Beyond that, I was struck by how faithfully this gathering--like virtually every academic conference or symposium--reproduced the kind of intellectual politics represented by the hack/yack divide.  Purely talk-oriented forums delegate everything having to do with hands-on skills (making food, setting up and running AV equipment, and the like) and expect participants to show up dressed in ways that don't really enable us to do anything but talk, even if we were to want to do something as startling as helping out with the more menial side of the event.  The hierarchical implications of this are subtle but profound:  we are the ones who have risen above the hands-on tasks, whose time and ideas are important enough that we have other people take care of those more material needs for us.  Most of us don't believe those things consciously, but our patterns of gathering and working reinforce them on every level.

It was particularly striking at this event because one of the things we were discussing was whether front-line historical interpreters at national parks could give enough attention to upgrading their historical skills if they were also expected to perform jobs like checking on the toilet paper supply in the bathrooms.  The sense of the gathering, needless to say, was that the historical skills should take precedence.  In other words, we were talking about how to extend the hack/yack divide rather than challenge or undo it.

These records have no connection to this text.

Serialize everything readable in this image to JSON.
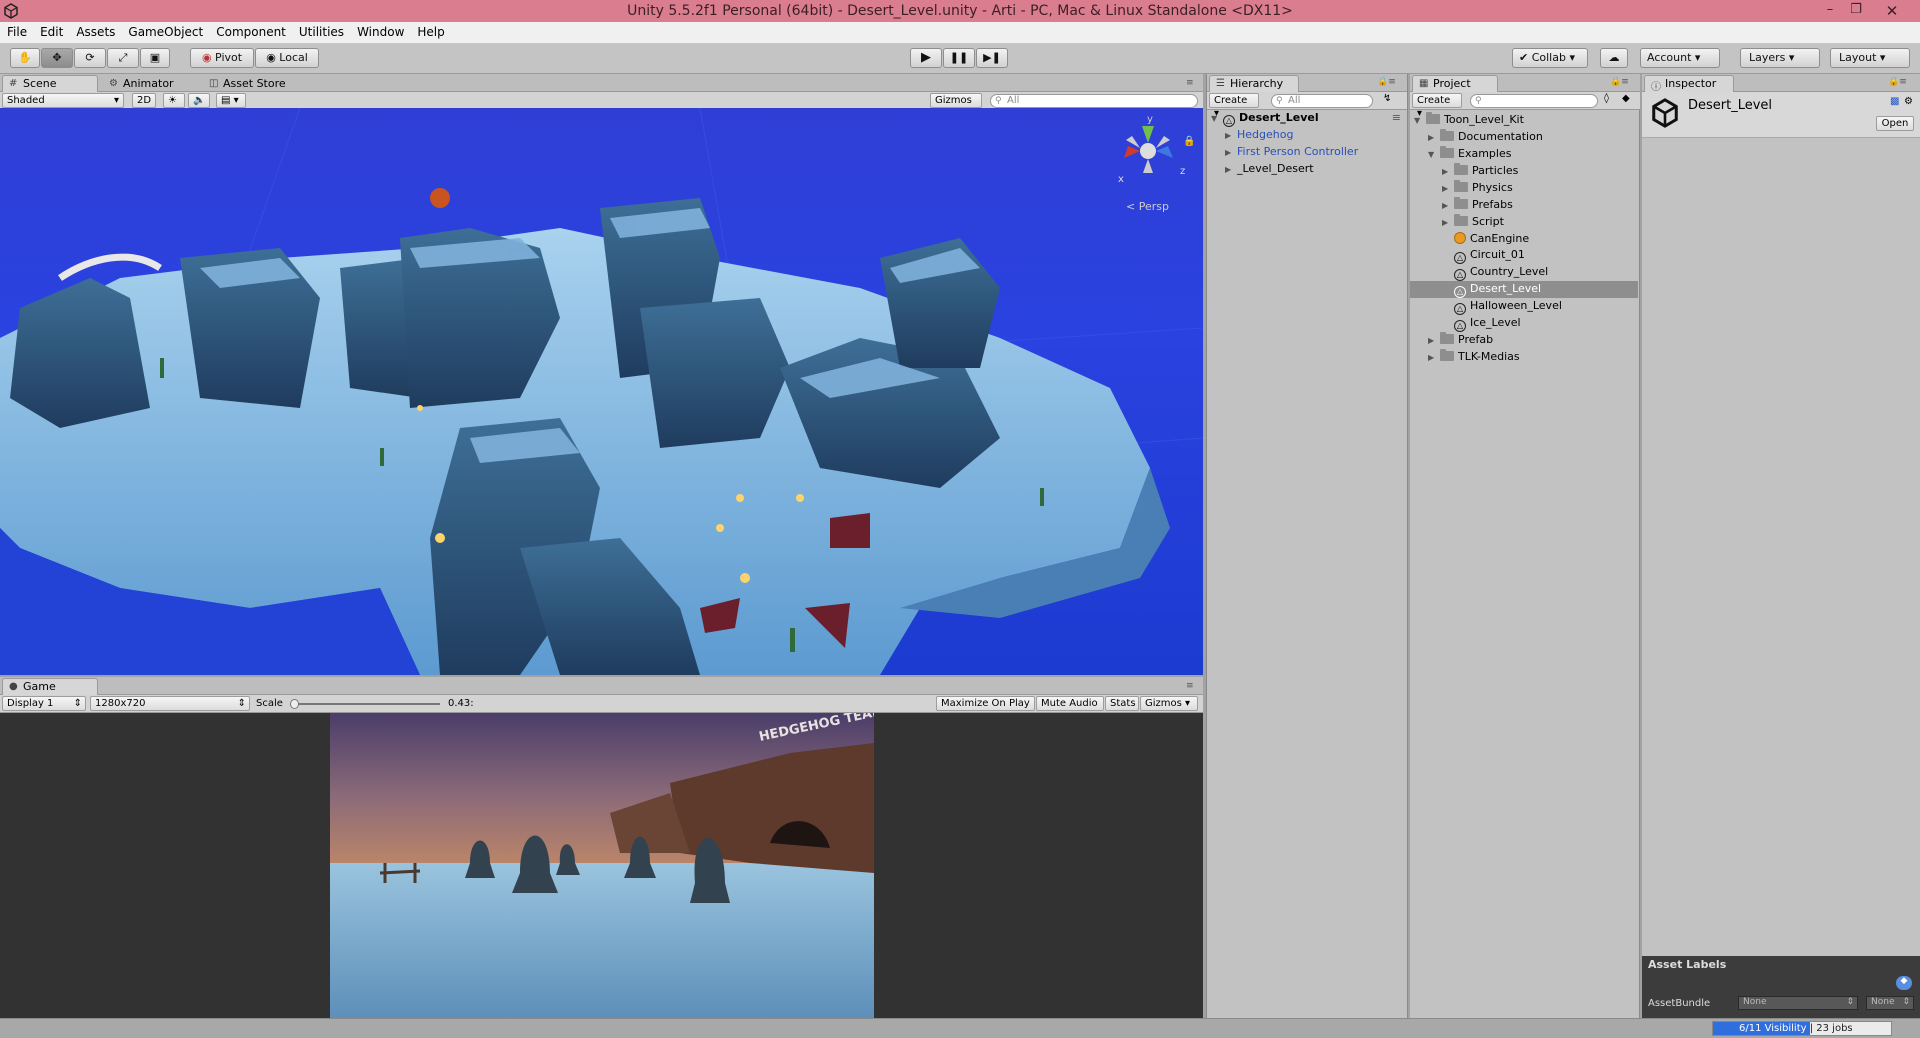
{
  "window": {
    "title": "Unity 5.5.2f1 Personal (64bit) - Desert_Level.unity - Arti - PC, Mac & Linux Standalone <DX11>"
  },
  "menu": [
    "File",
    "Edit",
    "Assets",
    "GameObject",
    "Component",
    "Utilities",
    "Window",
    "Help"
  ],
  "toolbar": {
    "pivot": "Pivot",
    "local": "Local",
    "collab": "Collab",
    "account": "Account",
    "layers": "Layers",
    "layout": "Layout"
  },
  "scene": {
    "tabs": [
      "Scene",
      "Animator",
      "Asset Store"
    ],
    "shading": "Shaded",
    "mode_2d": "2D",
    "gizmos": "Gizmos",
    "search_placeholder": "All",
    "persp": "Persp",
    "axis_y": "y",
    "axis_z": "z",
    "axis_x": "x",
    "sky_color": "#2a42e0"
  },
  "game": {
    "tab": "Game",
    "display": "Display 1",
    "resolution": "1280x720",
    "scale_label": "Scale",
    "scale_value": "0.43:",
    "scale_level": 0.43,
    "maximize": "Maximize On Play",
    "mute": "Mute Audio",
    "stats": "Stats",
    "gizmos": "Gizmos",
    "sign_text": "HEDGEHOG TEAM"
  },
  "hierarchy": {
    "tab": "Hierarchy",
    "create": "Create",
    "search_placeholder": "All",
    "scene_name": "Desert_Level",
    "items": [
      "Hedgehog",
      "First Person Controller",
      "_Level_Desert"
    ]
  },
  "project": {
    "tab": "Project",
    "create": "Create",
    "root": "Toon_Level_Kit",
    "documentation": "Documentation",
    "examples": "Examples",
    "example_folders": [
      "Particles",
      "Physics",
      "Prefabs",
      "Script"
    ],
    "example_assets": [
      "CanEngine",
      "Circuit_01",
      "Country_Level",
      "Desert_Level",
      "Halloween_Level",
      "Ice_Level"
    ],
    "selected": "Desert_Level",
    "bottom_folders": [
      "Prefab",
      "TLK-Medias"
    ]
  },
  "inspector": {
    "tab": "Inspector",
    "asset_name": "Desert_Level",
    "open": "Open",
    "asset_labels": "Asset Labels",
    "asset_bundle": "AssetBundle",
    "none1": "None",
    "none2": "None"
  },
  "status": {
    "visibility": "6/11 Visibility",
    "jobs": "| 23 jobs"
  }
}
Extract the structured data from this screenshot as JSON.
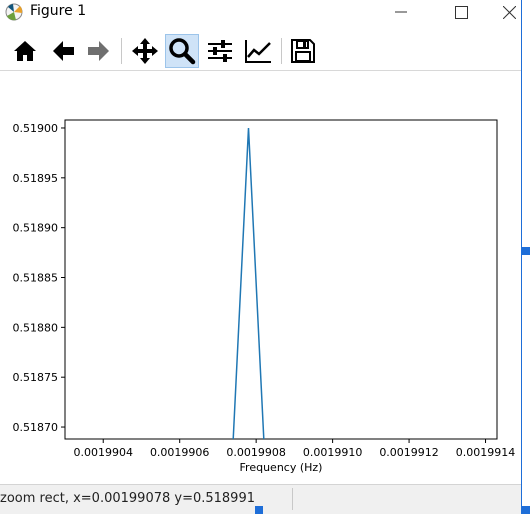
{
  "window": {
    "title": "Figure 1",
    "minimize_glyph": "—",
    "maximize_glyph": "☐",
    "close_glyph": "✕"
  },
  "toolbar": {
    "buttons": [
      {
        "name": "home",
        "icon": "home-icon",
        "tooltip": "Reset original view"
      },
      {
        "name": "back",
        "icon": "arrow-left-icon",
        "tooltip": "Back to previous view"
      },
      {
        "name": "forward",
        "icon": "arrow-right-icon",
        "tooltip": "Forward to next view"
      },
      {
        "name": "pan",
        "icon": "move-icon",
        "tooltip": "Pan axes"
      },
      {
        "name": "zoom",
        "icon": "magnifier-icon",
        "tooltip": "Zoom to rectangle",
        "active": true
      },
      {
        "name": "subplots",
        "icon": "sliders-icon",
        "tooltip": "Configure subplots"
      },
      {
        "name": "edit",
        "icon": "line-chart-icon",
        "tooltip": "Edit axis, curve and image parameters"
      },
      {
        "name": "save",
        "icon": "floppy-icon",
        "tooltip": "Save the figure"
      }
    ]
  },
  "status": {
    "text": "zoom rect, x=0.00199078   y=0.518991"
  },
  "colors": {
    "line": "#1f77b4",
    "active_button": "#cfe3f7",
    "selection_handle": "#1e6ed8"
  },
  "chart_data": {
    "type": "line",
    "title": "",
    "xlabel": "Frequency (Hz)",
    "ylabel": "",
    "xlim": [
      0.0019903,
      0.00199143
    ],
    "ylim": [
      0.518688,
      0.519008
    ],
    "xticks": [
      0.0019904,
      0.0019906,
      0.0019908,
      0.001991,
      0.0019912,
      0.0019914
    ],
    "xtick_labels": [
      "0.0019904",
      "0.0019906",
      "0.0019908",
      "0.0019910",
      "0.0019912",
      "0.0019914"
    ],
    "yticks": [
      0.5187,
      0.51875,
      0.5188,
      0.51885,
      0.5189,
      0.51895,
      0.519
    ],
    "ytick_labels": [
      "0.51870",
      "0.51875",
      "0.51880",
      "0.51885",
      "0.51890",
      "0.51895",
      "0.51900"
    ],
    "grid": false,
    "series": [
      {
        "x": [
          0.00199074,
          0.00199078,
          0.00199082
        ],
        "y": [
          0.518688,
          0.519,
          0.518688
        ]
      }
    ]
  }
}
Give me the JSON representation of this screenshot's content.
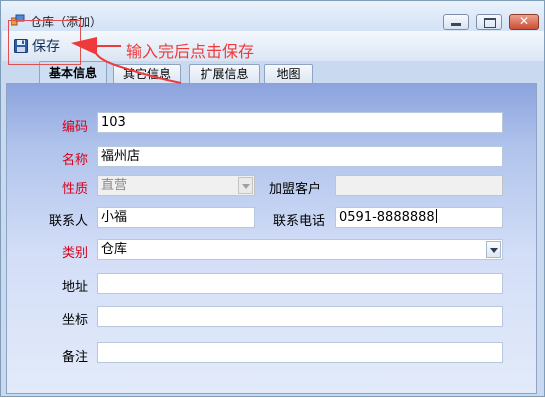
{
  "window": {
    "title": "仓库（添加）",
    "controls": {
      "min": "",
      "max": "",
      "close": "✕"
    }
  },
  "toolbar": {
    "save_label": "保存"
  },
  "annotation": {
    "text": "输入完后点击保存",
    "color": "#ee3a3a"
  },
  "tabs": [
    {
      "label": "基本信息",
      "active": true
    },
    {
      "label": "其它信息",
      "active": false
    },
    {
      "label": "扩展信息",
      "active": false
    },
    {
      "label": "地图",
      "active": false
    }
  ],
  "form": {
    "code": {
      "label": "编码",
      "value": "103",
      "required": true
    },
    "name": {
      "label": "名称",
      "value": "福州店",
      "required": true
    },
    "nature": {
      "label": "性质",
      "value": "直营",
      "required": true,
      "disabled": true
    },
    "franchisee": {
      "label": "加盟客户",
      "value": "",
      "disabled": true
    },
    "contact": {
      "label": "联系人",
      "value": "小福"
    },
    "phone": {
      "label": "联系电话",
      "value": "0591-8888888"
    },
    "category": {
      "label": "类别",
      "value": "仓库",
      "required": true
    },
    "address": {
      "label": "地址",
      "value": ""
    },
    "coords": {
      "label": "坐标",
      "value": ""
    },
    "remark": {
      "label": "备注",
      "value": ""
    }
  },
  "colors": {
    "required_label": "#d8001b",
    "panel_top": "#8ca3de",
    "panel_bottom": "#e3ebfa"
  }
}
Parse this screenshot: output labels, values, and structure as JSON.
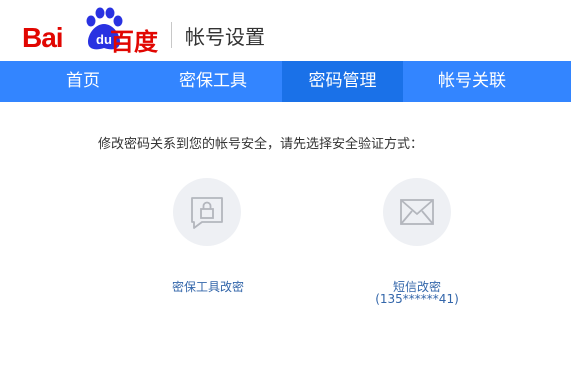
{
  "header": {
    "logo_text_latin": "Bai",
    "logo_text_du": "du",
    "logo_text_cn": "百度",
    "title": "帐号设置",
    "brand_color": "#e10601"
  },
  "nav": {
    "items": [
      {
        "label": "首页",
        "active": false
      },
      {
        "label": "密保工具",
        "active": false
      },
      {
        "label": "密码管理",
        "active": true
      },
      {
        "label": "帐号关联",
        "active": false
      }
    ],
    "bg_color": "#3385ff",
    "active_color": "#1a71e8"
  },
  "main": {
    "prompt": "修改密码关系到您的帐号安全，请先选择安全验证方式：",
    "options": [
      {
        "icon": "lock-message-icon",
        "label": "密保工具改密",
        "sub": ""
      },
      {
        "icon": "envelope-icon",
        "label": "短信改密",
        "sub": "(135******41)"
      }
    ]
  }
}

This isn't entirely illogical.  IT hackers make things with code and farmers grow food, but historians' "making" is inherently less tangible in many ways. But the higher status that has historically become attached to professional "hands-off" labor means that this is the logic of the compartmentalized, hierarchical society that has created such vast distances between farmers and eaters, between service work and knowledge work, and between embodied place-knowledge and more abstracted ways of learning about the world.  Those distances, I think, help to account for the strange absence in much of the yacker realm of the sense of urgency that motivates young farmers and food activists.  Even in the wake of this week's "superstorm" (which kept a number of would-be NPS participants in their own parks dealing with Hurricane Sandy's aftermath), only one speaker--Rolf Diamant, the recently-retired superintendent of Marsh-Billings-Rockefeller National Historical Park--connected those dots, arguing that climate change has pushed its way to the top of the agenda for all national parks.  "If you're not talking about the issues of the day and connecting them to the place that you're at," he said, "you're not preparing the American people for the issues that they're going to face."

When I started this post, it was going to be a high-falutin piece about the essential contributions that professional historical skills can make to rethinking our current food systems.  But I've really said most of that elsewhere (for example, this previous post).  And as I ponder these two gatherings more deeply, I'm left feeling that historians need to find ways to sit down at actual, literal dinner tables with farmers and foodies, as an essential first step toward making the case for the importance of the more abstracted kinds of knowledge we can bring to the metaphorical table.  The young farmers are ahead of the historians on this, and if we're going to bring these two together, maybe those of us in the yacking sector need to be prepared to roll up our sleeves a little more often.